At the bottom of the email, we see there is an attached PDF called “Romero NYPD chain of custody”.

After reading this, Elliot thinks to himself:

“Maybe there are still things left for me to do.”

This is really good. Something like this was previously discussed in a much earlier episode, but was abandoned as an option almost immediately due to the difficulty of decrypting the encrypted data without the keys. If Elliot can find the encryption keys, he can unlock all the data that was locked (remember, it was encrypted, not deleted) from the 5/9 Hack.

I’m excited. Elliot will likely need to stage an operation to retrieve hardware from wherever the FBI holds evidence. I love it when Elliot has to physically worm his way into a secure facility.

Final Thoughts

 

Angela, no longer rewinding a rewatching an exploding building over and over, is doing a little better.

Elliot is also doing better, his near-death experience and afternoon with Mohammed giving him a new perspective on life. I’m happy about these things.

Elliot has finally revealed his supposed love of terrorism to Darlene, so that’s taken care of as well.
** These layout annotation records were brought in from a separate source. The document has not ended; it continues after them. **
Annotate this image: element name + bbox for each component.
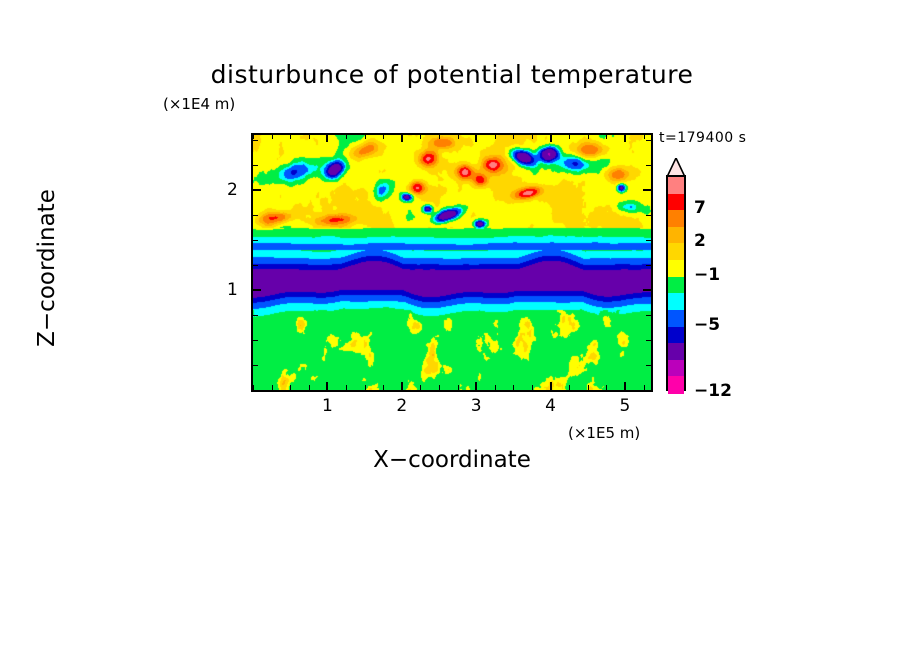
x-minor-tick-top (271, 134, 273, 139)
colorbar-band (668, 177, 684, 195)
x-major-tick-top (475, 134, 478, 142)
y-minor-tick (253, 215, 258, 216)
colorbar-band (668, 193, 684, 211)
y-tick-label: 2 (227, 180, 238, 200)
colorbar-band (668, 210, 684, 228)
contour-field-canvas (253, 135, 651, 390)
x-axis-title: X−coordinate (373, 447, 531, 473)
x-major-tick (549, 382, 552, 390)
x-minor-tick (253, 385, 254, 390)
y-minor-tick-right (646, 315, 651, 316)
colorbar-band (668, 326, 684, 344)
x-minor-tick-top (494, 134, 496, 139)
x-major-tick-top (326, 134, 329, 142)
x-minor-tick-top (438, 134, 440, 139)
y-axis-title: Z−coordinate (34, 189, 60, 347)
z-axis-units: (×1E4 m) (163, 95, 236, 113)
y-minor-tick-right (646, 265, 651, 266)
colorbar-tick-label: 7 (694, 198, 706, 219)
x-minor-tick-top (606, 134, 608, 139)
colorbar-band (668, 260, 684, 278)
x-minor-tick (457, 385, 459, 390)
y-major-tick-right (643, 189, 651, 191)
x-minor-tick (271, 385, 273, 390)
colorbar (666, 175, 686, 394)
x-minor-tick-top (531, 134, 533, 139)
x-minor-tick-top (587, 134, 589, 139)
page-title: disturbunce of potential temperature (210, 60, 694, 89)
x-minor-tick (587, 385, 589, 390)
contour-plot-area (251, 133, 653, 392)
x-minor-tick (345, 385, 347, 390)
x-minor-tick-top (308, 134, 310, 139)
colorbar-tick-label: −1 (694, 264, 721, 285)
y-minor-tick (253, 140, 258, 141)
y-minor-tick (253, 265, 258, 266)
y-minor-tick (253, 240, 258, 241)
x-minor-tick (290, 385, 292, 390)
colorbar-band (668, 359, 684, 377)
y-minor-tick (253, 165, 258, 166)
colorbar-band (668, 226, 684, 245)
x-minor-tick-top (420, 134, 422, 139)
x-minor-tick-top (383, 134, 385, 139)
x-major-tick-top (623, 134, 626, 142)
y-minor-tick-right (646, 365, 651, 366)
x-minor-tick-top (457, 134, 459, 139)
x-tick-label: 1 (321, 396, 333, 416)
colorbar-band (668, 293, 684, 311)
y-minor-tick-right (646, 140, 651, 141)
colorbar-tick-label: −5 (694, 314, 721, 335)
x-minor-tick-top (345, 134, 347, 139)
x-major-tick (475, 382, 478, 390)
x-minor-tick-top (513, 134, 515, 139)
x-minor-tick (513, 385, 515, 390)
x-tick-label: 2 (396, 396, 408, 416)
x-major-tick (623, 382, 626, 390)
time-annotation: t=179400 s (659, 130, 747, 146)
x-minor-tick (494, 385, 496, 390)
y-minor-tick (253, 315, 258, 316)
colorbar-band (668, 309, 684, 328)
x-minor-tick-top (643, 134, 645, 139)
y-major-tick (253, 189, 261, 191)
x-minor-tick (308, 385, 310, 390)
x-minor-tick (438, 385, 440, 390)
x-axis-units: (×1E5 m) (568, 424, 641, 442)
colorbar-band (668, 343, 684, 361)
x-major-tick (400, 382, 403, 390)
y-minor-tick-right (646, 165, 651, 166)
x-tick-label: 4 (545, 396, 556, 416)
x-minor-tick (569, 385, 571, 390)
colorbar-tick-label: −12 (694, 381, 732, 401)
x-minor-tick (531, 385, 533, 390)
x-minor-tick-top (290, 134, 292, 139)
x-minor-tick (420, 385, 422, 390)
y-major-tick-right (643, 289, 651, 291)
x-minor-tick (606, 385, 608, 390)
y-minor-tick-right (646, 240, 651, 241)
x-tick-label: 5 (619, 396, 631, 416)
y-minor-tick-right (646, 215, 651, 216)
y-major-tick (253, 289, 261, 291)
x-major-tick-top (400, 134, 403, 142)
colorbar-band (668, 243, 684, 261)
y-minor-tick-right (646, 340, 651, 341)
x-tick-label: 3 (470, 396, 482, 416)
x-minor-tick-top (364, 134, 366, 139)
x-minor-tick (643, 385, 645, 390)
colorbar-tick-label: 2 (694, 231, 706, 252)
colorbar-band (668, 276, 684, 294)
x-minor-tick-top (569, 134, 571, 139)
y-minor-tick (253, 340, 258, 341)
x-major-tick (326, 382, 329, 390)
x-minor-tick (364, 385, 366, 390)
colorbar-arrow-tip (666, 158, 686, 177)
x-major-tick-top (549, 134, 552, 142)
x-minor-tick (383, 385, 385, 390)
colorbar-band (668, 376, 684, 394)
y-tick-label: 1 (227, 280, 238, 300)
y-minor-tick (253, 365, 258, 366)
x-minor-tick-top (253, 134, 254, 139)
What’s next? Elliot reversing the 5/9 Hack, of course! The powers that be, meaning Whiterose, do not want the hack reversed, so Elliot will meet with some opposition on that front.

I wonder what Mr. Robot will think about Elliot’s plan to reverse the 5/9 Hack. At this point, it’s possible that Mr. Robot could be convinced this is a good idea. Hard to imagine, I know, but Mr. Robot has been softening up lately, and he will likely want to hurt Whiterose for betraying him with the real Stage 2. We’ll see!